The reduced front axle load on the A4 also results in a very agile, sporty drive Driving behavior with oversteer that is easily controllable in extreme cases.
CONCLUSION: The rear-biased 40:60 basic configuration of the all-wheel drive is a challenge for the stability control, but it is mastered without any problems.
As a traction aidit works well, but the driving behavior clearly reveals the changing power distribution.
The understeer typical of a front-wheel drive vehicle can turn into sudden oversteer.
Handy and manageable
Since the panda is small and light, controllability in critical situations is not a problem.
CONCLUSION : The Fiat does well on snow, also thanks to good handiness and precise steering. In extreme cases, oversteer remains easily manageable.
That is why there is no center differential with the so-called x-drive, but a controlled multi-plate clutch, which, however, transfers part of the torque to the front axle even when driving straight ahead.
In general, the design is rear-biased in order to guarantee BMW-adequate handling.
The X3 is nimble and precise in steering, but not easy to assess at the limit, because the self-steering behavior depends on the amount of force used Can be understeer and sometimes oversteer.

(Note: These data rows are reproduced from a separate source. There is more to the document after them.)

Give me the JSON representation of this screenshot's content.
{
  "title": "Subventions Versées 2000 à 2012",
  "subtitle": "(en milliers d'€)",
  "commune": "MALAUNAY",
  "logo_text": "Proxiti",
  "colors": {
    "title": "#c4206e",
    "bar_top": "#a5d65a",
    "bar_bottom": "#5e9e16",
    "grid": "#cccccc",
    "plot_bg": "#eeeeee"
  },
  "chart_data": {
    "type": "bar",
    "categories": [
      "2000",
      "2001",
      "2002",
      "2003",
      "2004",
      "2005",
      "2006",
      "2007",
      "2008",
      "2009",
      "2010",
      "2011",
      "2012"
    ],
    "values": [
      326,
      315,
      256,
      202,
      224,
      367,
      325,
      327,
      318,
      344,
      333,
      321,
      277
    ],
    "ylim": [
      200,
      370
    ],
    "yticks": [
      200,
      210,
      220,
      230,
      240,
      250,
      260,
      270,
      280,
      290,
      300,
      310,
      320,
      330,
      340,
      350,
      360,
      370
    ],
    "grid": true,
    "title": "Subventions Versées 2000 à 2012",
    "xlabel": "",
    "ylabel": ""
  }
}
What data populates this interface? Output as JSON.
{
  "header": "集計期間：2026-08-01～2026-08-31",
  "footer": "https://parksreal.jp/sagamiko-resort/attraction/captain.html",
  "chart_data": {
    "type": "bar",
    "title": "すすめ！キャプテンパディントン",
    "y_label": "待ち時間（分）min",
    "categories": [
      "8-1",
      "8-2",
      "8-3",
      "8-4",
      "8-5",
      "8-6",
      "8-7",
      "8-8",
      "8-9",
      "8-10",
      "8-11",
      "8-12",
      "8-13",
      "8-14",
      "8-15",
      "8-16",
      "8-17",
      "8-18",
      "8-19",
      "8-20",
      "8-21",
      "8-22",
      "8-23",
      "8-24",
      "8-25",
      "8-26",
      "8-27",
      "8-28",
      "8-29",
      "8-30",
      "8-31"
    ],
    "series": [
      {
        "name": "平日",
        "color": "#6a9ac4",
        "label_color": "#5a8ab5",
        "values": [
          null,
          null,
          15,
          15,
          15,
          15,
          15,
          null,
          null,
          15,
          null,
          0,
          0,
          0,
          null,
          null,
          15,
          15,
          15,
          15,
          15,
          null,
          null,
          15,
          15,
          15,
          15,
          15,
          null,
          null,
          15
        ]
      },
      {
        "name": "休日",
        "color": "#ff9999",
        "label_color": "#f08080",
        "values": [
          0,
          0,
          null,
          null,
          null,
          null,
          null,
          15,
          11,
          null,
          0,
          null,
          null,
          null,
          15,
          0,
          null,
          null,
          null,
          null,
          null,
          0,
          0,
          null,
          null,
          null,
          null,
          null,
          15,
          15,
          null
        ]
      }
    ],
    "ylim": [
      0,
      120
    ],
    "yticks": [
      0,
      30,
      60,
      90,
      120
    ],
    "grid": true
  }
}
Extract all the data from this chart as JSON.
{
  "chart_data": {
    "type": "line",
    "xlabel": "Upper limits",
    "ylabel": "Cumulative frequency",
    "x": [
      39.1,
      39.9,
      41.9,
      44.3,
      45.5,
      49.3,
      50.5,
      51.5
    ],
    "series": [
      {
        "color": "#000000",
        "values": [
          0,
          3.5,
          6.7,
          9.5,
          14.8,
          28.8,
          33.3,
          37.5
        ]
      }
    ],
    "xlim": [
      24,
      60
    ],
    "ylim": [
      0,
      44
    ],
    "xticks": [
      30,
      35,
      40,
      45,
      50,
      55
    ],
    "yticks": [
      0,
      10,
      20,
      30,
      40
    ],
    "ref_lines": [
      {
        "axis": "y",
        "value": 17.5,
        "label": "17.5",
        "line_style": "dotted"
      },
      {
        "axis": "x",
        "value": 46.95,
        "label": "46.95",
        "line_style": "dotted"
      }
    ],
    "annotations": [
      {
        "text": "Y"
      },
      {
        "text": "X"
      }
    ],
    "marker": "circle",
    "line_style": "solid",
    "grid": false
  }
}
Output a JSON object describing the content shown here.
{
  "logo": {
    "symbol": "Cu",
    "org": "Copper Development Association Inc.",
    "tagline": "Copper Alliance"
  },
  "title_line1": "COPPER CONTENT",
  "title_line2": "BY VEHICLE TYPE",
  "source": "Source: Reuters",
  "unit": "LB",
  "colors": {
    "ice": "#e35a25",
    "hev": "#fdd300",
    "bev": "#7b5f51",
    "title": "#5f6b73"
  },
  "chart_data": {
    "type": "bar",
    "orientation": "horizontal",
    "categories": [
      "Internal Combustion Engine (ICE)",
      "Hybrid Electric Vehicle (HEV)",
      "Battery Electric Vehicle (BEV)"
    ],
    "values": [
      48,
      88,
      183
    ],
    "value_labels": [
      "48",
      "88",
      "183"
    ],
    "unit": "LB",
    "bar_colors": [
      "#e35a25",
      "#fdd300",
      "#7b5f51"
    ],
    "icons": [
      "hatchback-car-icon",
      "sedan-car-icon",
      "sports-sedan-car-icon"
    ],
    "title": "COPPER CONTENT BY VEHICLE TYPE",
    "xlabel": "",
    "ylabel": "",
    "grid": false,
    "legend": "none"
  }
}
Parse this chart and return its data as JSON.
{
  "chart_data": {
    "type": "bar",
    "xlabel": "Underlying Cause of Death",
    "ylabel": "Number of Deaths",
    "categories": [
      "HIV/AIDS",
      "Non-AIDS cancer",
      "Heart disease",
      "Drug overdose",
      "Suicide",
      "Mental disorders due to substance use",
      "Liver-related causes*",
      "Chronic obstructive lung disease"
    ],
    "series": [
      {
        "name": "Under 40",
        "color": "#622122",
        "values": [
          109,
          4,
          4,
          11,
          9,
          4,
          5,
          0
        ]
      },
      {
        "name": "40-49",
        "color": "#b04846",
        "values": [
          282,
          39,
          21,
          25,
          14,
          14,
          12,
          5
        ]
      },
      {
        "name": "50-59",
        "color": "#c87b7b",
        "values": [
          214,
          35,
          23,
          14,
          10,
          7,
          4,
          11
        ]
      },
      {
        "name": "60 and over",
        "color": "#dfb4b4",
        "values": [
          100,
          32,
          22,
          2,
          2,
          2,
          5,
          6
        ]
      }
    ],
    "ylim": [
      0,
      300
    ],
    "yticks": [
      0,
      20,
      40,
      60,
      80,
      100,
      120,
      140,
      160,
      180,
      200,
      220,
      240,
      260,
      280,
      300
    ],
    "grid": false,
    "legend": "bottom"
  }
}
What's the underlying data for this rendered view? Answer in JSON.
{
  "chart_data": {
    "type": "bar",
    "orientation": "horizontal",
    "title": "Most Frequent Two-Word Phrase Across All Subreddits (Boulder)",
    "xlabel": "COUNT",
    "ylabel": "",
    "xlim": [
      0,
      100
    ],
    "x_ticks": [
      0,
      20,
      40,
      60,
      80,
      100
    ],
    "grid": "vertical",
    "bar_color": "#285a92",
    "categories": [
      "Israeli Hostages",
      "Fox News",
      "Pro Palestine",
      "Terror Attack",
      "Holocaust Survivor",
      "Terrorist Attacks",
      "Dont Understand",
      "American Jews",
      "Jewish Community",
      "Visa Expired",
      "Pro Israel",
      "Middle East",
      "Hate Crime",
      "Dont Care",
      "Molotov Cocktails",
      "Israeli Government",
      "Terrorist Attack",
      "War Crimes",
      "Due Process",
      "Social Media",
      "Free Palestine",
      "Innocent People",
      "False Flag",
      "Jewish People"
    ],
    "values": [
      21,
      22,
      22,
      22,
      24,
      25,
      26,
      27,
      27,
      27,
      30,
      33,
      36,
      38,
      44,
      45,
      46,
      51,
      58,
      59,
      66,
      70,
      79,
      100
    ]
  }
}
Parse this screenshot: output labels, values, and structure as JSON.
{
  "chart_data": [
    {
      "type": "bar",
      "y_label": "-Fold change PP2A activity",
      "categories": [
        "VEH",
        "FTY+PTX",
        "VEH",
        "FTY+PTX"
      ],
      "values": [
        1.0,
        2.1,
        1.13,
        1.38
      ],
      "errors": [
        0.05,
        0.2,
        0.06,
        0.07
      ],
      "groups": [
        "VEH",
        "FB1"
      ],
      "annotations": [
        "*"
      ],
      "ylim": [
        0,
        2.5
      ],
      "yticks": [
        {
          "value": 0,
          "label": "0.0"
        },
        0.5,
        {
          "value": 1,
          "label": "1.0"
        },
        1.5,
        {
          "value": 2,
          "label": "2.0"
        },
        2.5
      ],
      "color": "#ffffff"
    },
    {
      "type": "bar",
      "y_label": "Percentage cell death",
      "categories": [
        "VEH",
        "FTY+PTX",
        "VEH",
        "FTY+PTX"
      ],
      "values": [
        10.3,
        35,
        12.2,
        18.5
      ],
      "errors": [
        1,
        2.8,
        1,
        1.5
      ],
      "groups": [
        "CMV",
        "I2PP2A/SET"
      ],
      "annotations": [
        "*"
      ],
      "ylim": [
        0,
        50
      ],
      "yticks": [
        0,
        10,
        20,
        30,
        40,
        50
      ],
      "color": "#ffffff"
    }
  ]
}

CONCLUSION : The X3 shows the well-known agile BMW driving behavior on snow. The electronic x-Drive doesn’t drive any better than a conventional system.
Very good traction
The 50: 50 distribution is classic technology: entire generations of Audi models distribute the power evenly between the front and rear axles.
However, the locking effect with a visco unit is Subaru-specific. This achieves excellent traction on snow, and the power can be optimized with a shorter gear ratio that can be activated.
Less good: the insufficiently defined self-steering behavior.
CONCLUSION : The Subaru shows changeable driving behavior. Depending on the steering angle and the use of power, it pushes over the front wheels or swings out with the rear.
The use of four-wheel drive is therefore limited to loose ground, because it is on firm road due to the different speeds of the front and the rear axle leads to tension that puts a lot of stress on the material.
In the snow, this is compensated for by the wheel slip. The handling is to be enjoyed with caution with such a system.
CONCLUSION: Rigid through drive and two-stage transfer case are the best off-road ingredients. Switching between understeer and oversteer is difficult to calculate on the road.